Skill Builder: Patience, Practice, Persistence
Three top tips for improving your shotgun skills.
By Heidi Rao
Of all the shooting sports, shotgunning may be one of the most difficult to master. Picking up a fast-moving target with your eyes and developing the proper lead and follow-through are skills that take a lot of patience, practice and persistence. Whether shooting a bright orange clay bird on a skeet, trap or sporting clays course or a real bird on opening day of dove season, your skills depend on practice.
The good news is there is always room for improvement. The bad news is there are no shortcuts to shotgun shooting success.
Gil and Vicki Ash of OSP Shooting School in Houston offer these tried-and-true tips that are being adopted by hunter education programs across the country and the National Shooting Sports Foundation.
Tip #1: Get to know your shotgun.
The best place to practice is at the shooting range (find a range at www.wheretoshoot.org). If you cannot get to the range regularly, continue to handle your shotgun as often as you can. After work or school, or whenever you are home, take your unloaded shotgun out of its case and handle it. (You must still follow all gun safety rules, of course. This rule surpasses all others: Keep the muzzle pointed in a safe direction.)
Practice mounting your shotgun. Work on your stance, swing and follow-through. Move around in different positions with your unloaded shotgun, depending on how you expect to be shooting. If you are a waterfowl hunter using layout blinds, lie down and practice sitting up to take the shot. If you will be in a blind or in an open field, practice sitting in a chair with your unloaded shotgun, then stand up to take the shot.
When shooting at a target, your shotgun becomes an extension of your arm. Finding and focusing on a target takes practice. Once you have mastered the skill of target location and focus, your shotgun should automatically locate the target because that is where you are looking — at the target.
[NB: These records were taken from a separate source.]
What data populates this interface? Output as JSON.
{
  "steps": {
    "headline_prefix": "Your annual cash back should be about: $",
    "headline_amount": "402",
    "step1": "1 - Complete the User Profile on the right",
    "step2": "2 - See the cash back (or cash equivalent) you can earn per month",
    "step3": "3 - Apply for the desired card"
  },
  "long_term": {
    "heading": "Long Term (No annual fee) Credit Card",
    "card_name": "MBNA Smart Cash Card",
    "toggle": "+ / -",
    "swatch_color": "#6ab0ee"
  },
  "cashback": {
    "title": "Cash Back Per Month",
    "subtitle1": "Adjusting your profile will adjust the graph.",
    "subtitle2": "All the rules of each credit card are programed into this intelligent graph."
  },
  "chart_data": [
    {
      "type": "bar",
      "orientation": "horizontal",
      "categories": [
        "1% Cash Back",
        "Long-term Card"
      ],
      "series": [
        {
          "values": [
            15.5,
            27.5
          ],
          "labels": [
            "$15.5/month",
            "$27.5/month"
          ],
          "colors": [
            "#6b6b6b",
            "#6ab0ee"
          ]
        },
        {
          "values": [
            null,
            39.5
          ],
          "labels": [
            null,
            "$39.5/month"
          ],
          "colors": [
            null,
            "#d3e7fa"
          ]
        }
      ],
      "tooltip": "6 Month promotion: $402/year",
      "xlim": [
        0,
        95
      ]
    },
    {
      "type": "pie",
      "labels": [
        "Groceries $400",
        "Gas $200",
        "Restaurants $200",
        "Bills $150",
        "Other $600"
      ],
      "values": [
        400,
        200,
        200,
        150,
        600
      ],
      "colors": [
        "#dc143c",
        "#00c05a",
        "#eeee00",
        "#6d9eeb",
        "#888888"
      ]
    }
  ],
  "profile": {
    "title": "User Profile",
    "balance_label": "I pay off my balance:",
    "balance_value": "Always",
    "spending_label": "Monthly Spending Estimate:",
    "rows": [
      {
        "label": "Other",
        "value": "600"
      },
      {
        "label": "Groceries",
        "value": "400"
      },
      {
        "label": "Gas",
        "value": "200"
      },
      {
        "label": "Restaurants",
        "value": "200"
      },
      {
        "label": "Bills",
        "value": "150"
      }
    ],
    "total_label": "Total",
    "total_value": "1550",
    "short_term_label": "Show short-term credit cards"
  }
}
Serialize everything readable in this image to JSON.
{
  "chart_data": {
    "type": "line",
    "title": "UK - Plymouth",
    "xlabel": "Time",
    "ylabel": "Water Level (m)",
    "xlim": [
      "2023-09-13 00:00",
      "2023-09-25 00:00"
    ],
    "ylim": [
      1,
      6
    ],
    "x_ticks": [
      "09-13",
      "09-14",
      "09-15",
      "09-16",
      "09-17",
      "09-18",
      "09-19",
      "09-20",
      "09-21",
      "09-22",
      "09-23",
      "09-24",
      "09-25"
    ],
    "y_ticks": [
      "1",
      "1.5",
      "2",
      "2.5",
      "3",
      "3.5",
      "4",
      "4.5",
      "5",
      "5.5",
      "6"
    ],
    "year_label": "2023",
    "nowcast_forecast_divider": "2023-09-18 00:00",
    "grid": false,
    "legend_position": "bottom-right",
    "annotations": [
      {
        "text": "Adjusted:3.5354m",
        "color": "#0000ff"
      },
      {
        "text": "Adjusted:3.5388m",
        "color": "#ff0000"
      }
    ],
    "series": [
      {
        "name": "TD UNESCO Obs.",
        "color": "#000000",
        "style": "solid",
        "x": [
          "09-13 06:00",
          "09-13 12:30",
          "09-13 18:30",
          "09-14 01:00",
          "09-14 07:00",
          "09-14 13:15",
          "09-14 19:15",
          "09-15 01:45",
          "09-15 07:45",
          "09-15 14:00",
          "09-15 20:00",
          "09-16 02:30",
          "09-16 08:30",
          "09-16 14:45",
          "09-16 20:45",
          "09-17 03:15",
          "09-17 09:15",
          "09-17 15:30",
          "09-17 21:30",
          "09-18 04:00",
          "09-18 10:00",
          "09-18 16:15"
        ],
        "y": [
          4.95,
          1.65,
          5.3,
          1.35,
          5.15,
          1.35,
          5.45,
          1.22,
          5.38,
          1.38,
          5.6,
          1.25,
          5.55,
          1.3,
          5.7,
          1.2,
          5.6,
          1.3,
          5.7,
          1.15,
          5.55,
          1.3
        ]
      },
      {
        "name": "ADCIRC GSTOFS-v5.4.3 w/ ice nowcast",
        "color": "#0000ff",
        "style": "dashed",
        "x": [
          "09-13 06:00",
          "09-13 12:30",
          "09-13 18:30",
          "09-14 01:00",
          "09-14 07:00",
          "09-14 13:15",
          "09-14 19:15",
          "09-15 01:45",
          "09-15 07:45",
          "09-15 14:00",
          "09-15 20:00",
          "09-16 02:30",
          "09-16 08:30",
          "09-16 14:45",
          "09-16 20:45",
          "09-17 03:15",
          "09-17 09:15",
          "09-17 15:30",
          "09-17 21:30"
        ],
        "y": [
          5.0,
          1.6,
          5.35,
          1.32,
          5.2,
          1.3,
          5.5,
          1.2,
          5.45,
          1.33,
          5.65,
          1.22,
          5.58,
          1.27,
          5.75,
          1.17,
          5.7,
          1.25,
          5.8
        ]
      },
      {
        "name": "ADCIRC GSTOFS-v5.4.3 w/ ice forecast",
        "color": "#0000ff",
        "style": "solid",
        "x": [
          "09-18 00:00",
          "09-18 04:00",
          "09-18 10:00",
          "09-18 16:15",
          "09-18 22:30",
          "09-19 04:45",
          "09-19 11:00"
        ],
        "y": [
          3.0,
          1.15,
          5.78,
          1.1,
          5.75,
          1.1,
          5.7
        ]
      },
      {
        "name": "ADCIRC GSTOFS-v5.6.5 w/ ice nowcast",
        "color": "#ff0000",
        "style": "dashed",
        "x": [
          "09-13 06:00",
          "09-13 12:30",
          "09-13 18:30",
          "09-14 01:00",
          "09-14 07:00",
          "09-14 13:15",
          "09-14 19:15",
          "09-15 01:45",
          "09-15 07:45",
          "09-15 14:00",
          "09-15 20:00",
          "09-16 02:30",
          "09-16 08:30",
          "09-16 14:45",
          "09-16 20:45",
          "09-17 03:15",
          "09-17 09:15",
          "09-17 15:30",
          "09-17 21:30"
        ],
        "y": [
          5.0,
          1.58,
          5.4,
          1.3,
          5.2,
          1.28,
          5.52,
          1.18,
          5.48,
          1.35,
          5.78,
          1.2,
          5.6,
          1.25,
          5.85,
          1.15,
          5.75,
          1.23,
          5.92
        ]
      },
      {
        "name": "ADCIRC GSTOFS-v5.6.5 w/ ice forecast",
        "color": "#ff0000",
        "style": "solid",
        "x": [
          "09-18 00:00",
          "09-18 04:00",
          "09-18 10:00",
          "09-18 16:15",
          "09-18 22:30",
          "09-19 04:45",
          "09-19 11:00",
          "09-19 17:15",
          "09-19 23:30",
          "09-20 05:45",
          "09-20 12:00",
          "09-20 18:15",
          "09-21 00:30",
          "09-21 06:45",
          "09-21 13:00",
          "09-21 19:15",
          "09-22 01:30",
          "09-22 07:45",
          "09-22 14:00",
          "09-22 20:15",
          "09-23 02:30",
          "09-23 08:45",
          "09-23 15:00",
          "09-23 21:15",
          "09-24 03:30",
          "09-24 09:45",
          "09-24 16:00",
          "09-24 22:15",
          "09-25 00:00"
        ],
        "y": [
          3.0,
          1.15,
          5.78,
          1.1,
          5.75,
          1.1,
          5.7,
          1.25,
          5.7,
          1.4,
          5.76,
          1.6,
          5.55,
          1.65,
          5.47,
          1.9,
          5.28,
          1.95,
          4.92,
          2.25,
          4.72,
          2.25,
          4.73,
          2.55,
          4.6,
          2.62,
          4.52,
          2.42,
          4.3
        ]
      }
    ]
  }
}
This reaction takes only a matter of seconds. If you have handled your shotgun frequently, this becomes automatic and instinctive.
Tip #2: Practice your gun mount.
A proper gun mount is critical to successful shotgun shooting. Practice often at home in a safe place, free of distraction and with plenty of room to move around. Mount your unloaded shotgun to your shoulder and cheek, over and over again.You’re trying to accomplish a fluid, smooth motion to the shoulder and cheek, with your eyes aligned naturally down the barrel, focused on the target without having to think about it.
One helpful exercise is to focus on the seam of your wall where it meets the ceiling. Imagine the seam as the path a clay target or live bird travels from left to right, or right to left. Next, insert a small flashlight into the barrel end of your unloaded shotgun and turn it on. Beginning at one corner, intensely focus on the seam. As your eyes slowly travel across the seam, raise your unloaded shotgun to your shoulder and cheek as you continuously move your eyes to the opposite corner of the ceiling. Swing your shotgun, following the “target,” as your eyes travel the line.
Continue this exercise slowly and with precision, so the movement of bringing your shotgun up to your shoulder and cheek embeds itself into muscle memory. This exercise is very revealing in showing how smooth — or not — your gun mount is.
Tip #3: Focus on the target.
Those four words seem so simple but are the main reason we miss. We lose focus on the target. When you identify a target and begin your gun mount, your brain has the remarkable ability to recognize the target you are seeing. Your brain judges its speed, flight path and distance, then predicts where it is going. If you let your brain do what it is supposed to do, as you continue to focus on your target and mount your shotgun, your chance of success is great.
Any visual distraction away from the target interrupts the message your brain is receiving about the speed, path and distance of the target, and you miss. Looking at the barrel is the top culprit. Oftentimes, when shooters mount the shotgun, the movement of the shotgun barrel catches their eye and for that moment, they look away from the target, then quickly try to relocate the target, chasing it across the sky with their barrel. They miss every time.
Here’s an exercise you can practice to not get distracted by the movement of the shotgun barrel. Place three targets (cups, balls, shotgun shells) on a ledge or counter about 8 to 10 inches apart. Stand with your unloaded shotgun and focus on the center target. Keeping your eyes on that center target, slowly raise your shotgun and mount it to the left target. Lower your shotgun. Continue to focus your eyes on the center target. Slowly mount your shotgun to the right target. Repeat often. This exercise forces you to “accept” your shotgun in your peripheral vision rather than taking your eyes off your target.
Know your shotgun, perfect your gun mount, focus on your target and let your brain do the rest.